Il presidente Manghi: "Faremo il possibile per completare la Variante di Ponterosso e realizzare il nuovo polo scolastico"

REGGIO EMILIA – Il consiglio provinciale ha approvato oggi pomeriggio con gli 8 voti favorevoli del gruppo Pd e l’astensione del Gruppo Terre Reggiane (Erbanni e Pagliani) il bilancio consuntivo 2014, chiusosi con un avanzo di amministrazione di 4 milioni 580.232,78 euro, di cui disponibili 3,38 milioni, essendo i restanti 1,2 milioni destinati, per vincoli normativi, ad investimenti e deleghe.
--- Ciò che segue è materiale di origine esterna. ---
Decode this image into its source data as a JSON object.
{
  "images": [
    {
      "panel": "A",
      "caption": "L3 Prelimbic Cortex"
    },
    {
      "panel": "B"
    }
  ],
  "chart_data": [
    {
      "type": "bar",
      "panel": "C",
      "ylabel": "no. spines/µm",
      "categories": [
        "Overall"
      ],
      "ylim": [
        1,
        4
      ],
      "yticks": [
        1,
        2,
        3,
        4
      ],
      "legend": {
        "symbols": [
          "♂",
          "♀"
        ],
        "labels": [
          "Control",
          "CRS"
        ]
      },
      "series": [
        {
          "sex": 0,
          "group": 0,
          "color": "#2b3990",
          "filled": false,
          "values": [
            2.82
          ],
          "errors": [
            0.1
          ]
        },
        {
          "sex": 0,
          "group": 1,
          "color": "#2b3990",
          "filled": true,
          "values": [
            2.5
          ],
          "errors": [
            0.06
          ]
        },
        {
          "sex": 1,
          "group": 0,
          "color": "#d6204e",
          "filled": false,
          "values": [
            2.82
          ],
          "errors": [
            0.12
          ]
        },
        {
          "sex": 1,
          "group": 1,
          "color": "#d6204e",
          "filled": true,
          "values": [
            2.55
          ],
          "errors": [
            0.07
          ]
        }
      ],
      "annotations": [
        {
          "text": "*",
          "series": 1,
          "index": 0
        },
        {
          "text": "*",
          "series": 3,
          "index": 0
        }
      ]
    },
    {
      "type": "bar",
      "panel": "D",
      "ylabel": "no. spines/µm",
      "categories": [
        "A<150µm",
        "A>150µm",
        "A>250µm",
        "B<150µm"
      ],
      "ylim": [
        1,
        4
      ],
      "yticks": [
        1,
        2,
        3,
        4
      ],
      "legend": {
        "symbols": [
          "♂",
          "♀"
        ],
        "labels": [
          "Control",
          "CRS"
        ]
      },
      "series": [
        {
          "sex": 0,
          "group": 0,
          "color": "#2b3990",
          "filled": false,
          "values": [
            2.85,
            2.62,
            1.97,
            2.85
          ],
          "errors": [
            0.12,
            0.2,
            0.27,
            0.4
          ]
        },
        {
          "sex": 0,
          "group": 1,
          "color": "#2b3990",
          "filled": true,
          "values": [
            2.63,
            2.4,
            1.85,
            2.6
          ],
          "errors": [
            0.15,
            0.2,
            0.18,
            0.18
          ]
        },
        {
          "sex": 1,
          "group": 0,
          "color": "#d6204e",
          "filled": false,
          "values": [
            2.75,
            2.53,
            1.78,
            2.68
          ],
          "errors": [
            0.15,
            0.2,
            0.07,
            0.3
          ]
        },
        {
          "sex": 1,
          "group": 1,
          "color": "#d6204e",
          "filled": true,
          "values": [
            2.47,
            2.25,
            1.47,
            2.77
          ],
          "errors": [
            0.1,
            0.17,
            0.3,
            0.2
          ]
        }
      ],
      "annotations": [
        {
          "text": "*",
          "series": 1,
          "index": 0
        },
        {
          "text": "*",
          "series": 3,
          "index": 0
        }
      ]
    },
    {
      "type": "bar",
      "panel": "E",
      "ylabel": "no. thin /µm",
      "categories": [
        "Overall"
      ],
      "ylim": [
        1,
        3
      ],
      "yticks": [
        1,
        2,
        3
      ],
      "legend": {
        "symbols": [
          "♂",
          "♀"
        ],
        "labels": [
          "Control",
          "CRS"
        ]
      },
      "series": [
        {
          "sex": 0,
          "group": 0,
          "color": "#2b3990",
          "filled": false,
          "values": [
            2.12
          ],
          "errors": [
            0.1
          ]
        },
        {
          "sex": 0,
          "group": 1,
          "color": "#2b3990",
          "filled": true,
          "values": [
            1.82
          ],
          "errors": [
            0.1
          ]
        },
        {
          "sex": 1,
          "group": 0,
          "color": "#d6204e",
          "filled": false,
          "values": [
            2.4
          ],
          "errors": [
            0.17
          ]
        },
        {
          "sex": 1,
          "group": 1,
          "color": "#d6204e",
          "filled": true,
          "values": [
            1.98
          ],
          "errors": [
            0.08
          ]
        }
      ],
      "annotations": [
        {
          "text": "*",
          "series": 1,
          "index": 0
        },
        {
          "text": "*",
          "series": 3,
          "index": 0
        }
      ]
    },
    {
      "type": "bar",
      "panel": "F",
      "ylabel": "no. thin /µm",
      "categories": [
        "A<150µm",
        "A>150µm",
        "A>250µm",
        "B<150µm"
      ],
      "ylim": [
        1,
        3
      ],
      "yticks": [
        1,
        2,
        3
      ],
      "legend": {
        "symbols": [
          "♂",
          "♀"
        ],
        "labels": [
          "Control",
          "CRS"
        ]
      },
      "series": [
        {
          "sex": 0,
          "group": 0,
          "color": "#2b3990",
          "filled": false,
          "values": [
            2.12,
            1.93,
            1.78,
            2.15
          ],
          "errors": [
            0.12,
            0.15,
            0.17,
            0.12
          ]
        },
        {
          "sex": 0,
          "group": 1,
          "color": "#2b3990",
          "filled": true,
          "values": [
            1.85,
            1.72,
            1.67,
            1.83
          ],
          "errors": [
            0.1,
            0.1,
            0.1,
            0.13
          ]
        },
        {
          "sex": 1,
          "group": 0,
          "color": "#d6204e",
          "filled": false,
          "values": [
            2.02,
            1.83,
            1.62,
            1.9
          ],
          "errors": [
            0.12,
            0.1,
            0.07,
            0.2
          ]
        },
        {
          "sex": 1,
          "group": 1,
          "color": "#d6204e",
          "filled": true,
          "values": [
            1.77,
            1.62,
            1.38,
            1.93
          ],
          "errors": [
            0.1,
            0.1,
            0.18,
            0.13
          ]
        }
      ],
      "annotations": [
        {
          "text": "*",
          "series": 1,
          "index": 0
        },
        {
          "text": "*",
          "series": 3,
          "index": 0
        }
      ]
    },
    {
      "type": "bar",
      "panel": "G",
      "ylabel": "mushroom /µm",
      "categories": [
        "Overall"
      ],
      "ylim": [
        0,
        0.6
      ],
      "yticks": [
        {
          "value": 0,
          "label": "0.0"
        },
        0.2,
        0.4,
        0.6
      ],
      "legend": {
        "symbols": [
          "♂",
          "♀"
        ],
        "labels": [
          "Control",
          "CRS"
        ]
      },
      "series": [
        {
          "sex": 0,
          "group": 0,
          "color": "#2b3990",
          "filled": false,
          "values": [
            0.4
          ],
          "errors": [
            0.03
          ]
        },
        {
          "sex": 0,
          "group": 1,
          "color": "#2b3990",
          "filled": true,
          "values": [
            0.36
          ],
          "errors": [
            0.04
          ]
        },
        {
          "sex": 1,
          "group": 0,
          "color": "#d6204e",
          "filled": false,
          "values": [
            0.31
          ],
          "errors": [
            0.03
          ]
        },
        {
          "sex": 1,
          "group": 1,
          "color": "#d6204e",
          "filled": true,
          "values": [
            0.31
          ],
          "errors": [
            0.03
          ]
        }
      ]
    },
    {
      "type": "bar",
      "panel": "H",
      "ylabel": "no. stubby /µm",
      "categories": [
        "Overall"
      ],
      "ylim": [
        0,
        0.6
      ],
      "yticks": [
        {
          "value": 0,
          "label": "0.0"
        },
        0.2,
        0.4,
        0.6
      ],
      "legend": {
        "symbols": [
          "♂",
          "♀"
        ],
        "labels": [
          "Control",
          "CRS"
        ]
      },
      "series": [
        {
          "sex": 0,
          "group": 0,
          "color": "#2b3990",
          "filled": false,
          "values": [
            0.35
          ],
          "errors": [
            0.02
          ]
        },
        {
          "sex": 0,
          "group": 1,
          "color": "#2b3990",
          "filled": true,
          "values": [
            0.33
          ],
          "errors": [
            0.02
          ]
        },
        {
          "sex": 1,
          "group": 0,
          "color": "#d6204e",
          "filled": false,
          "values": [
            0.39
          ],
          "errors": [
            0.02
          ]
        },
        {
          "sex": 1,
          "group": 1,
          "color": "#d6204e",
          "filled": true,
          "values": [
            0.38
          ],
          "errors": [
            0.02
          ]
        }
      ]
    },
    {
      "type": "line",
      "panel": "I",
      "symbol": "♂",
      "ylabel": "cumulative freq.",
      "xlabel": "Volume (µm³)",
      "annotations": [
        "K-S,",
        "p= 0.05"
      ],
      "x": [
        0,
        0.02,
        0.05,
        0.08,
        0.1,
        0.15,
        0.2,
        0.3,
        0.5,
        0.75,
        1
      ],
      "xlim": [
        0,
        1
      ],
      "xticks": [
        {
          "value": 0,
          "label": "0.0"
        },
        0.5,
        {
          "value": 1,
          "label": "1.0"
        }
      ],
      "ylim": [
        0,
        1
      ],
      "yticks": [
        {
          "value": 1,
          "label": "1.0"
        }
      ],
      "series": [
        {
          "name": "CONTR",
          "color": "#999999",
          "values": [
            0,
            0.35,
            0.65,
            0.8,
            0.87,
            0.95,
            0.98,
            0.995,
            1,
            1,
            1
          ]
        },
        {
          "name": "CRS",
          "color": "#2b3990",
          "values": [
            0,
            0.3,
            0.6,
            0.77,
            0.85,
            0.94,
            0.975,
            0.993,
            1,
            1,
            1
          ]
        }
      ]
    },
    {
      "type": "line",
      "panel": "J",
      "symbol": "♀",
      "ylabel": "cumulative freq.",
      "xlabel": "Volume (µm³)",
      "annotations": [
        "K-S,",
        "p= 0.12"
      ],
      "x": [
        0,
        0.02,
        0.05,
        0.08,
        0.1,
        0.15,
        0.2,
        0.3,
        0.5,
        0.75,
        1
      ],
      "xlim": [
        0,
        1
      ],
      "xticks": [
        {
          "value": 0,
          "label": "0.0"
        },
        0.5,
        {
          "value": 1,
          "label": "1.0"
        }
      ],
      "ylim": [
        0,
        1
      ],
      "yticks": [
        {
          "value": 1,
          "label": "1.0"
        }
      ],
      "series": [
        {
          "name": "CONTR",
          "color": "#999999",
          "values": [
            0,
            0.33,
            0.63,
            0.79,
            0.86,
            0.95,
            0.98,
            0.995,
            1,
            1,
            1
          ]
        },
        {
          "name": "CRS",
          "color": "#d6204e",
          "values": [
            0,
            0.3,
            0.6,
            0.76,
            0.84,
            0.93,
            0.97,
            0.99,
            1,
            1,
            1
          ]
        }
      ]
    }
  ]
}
L’avanzo è stato determinato prevalentemente da risparmi della spesa corrente, nonché dalle maggiori entrate tributarie 2014, pari a oltre 155 mila euro, e a 87 mila euro di proventi da impianti fotovoltaici.

“Il risultato finanziario di esercizio conferma una buona capacità di controllo dei dati di spesa e di previsione degli andamenti finanziari”, aveva detto il presidente Giammaria Manghi presentando il consuntivo, sottolineando anche “il rispetto del patto di stabilità pure per l’anno 2014, nonostante il pesantissimo obiettivo assegnato”. Il Bilancio consuntivo 2014 si inserisce nel pieno della riforma delle Province e risente dei gravosi tagli imposti dalla Legge di stabilità 2014 e dal Decreto legge 66/2014, in virtù dei quali la Provincia di Reggio Emilia ha dovuto restituire allo Stato 11,2 milioni di trasferimenti erariali.

In calo anche il gettito della RCAuto e consistente la diminuzione dei trasferimenti regionali (in particolare in tema di formazione, politiche scolastiche e mercato del lavoro) e delle entrate extratributarie. Palazzo Allende ha poi proseguito la politica di contenimento dei costi: le spese di personale risultano inferiori al 2013 di 1,7 milioni, in calo anche quelle per acquisto di beni e le spese generali, per le quali si è fatto sempre più consistente il ricorso alle convenzioni Intercenter, Consip e al mercato elettronico. Si sono inoltre contenute le spese per pulizie e traslochi, incarichi e spese legali.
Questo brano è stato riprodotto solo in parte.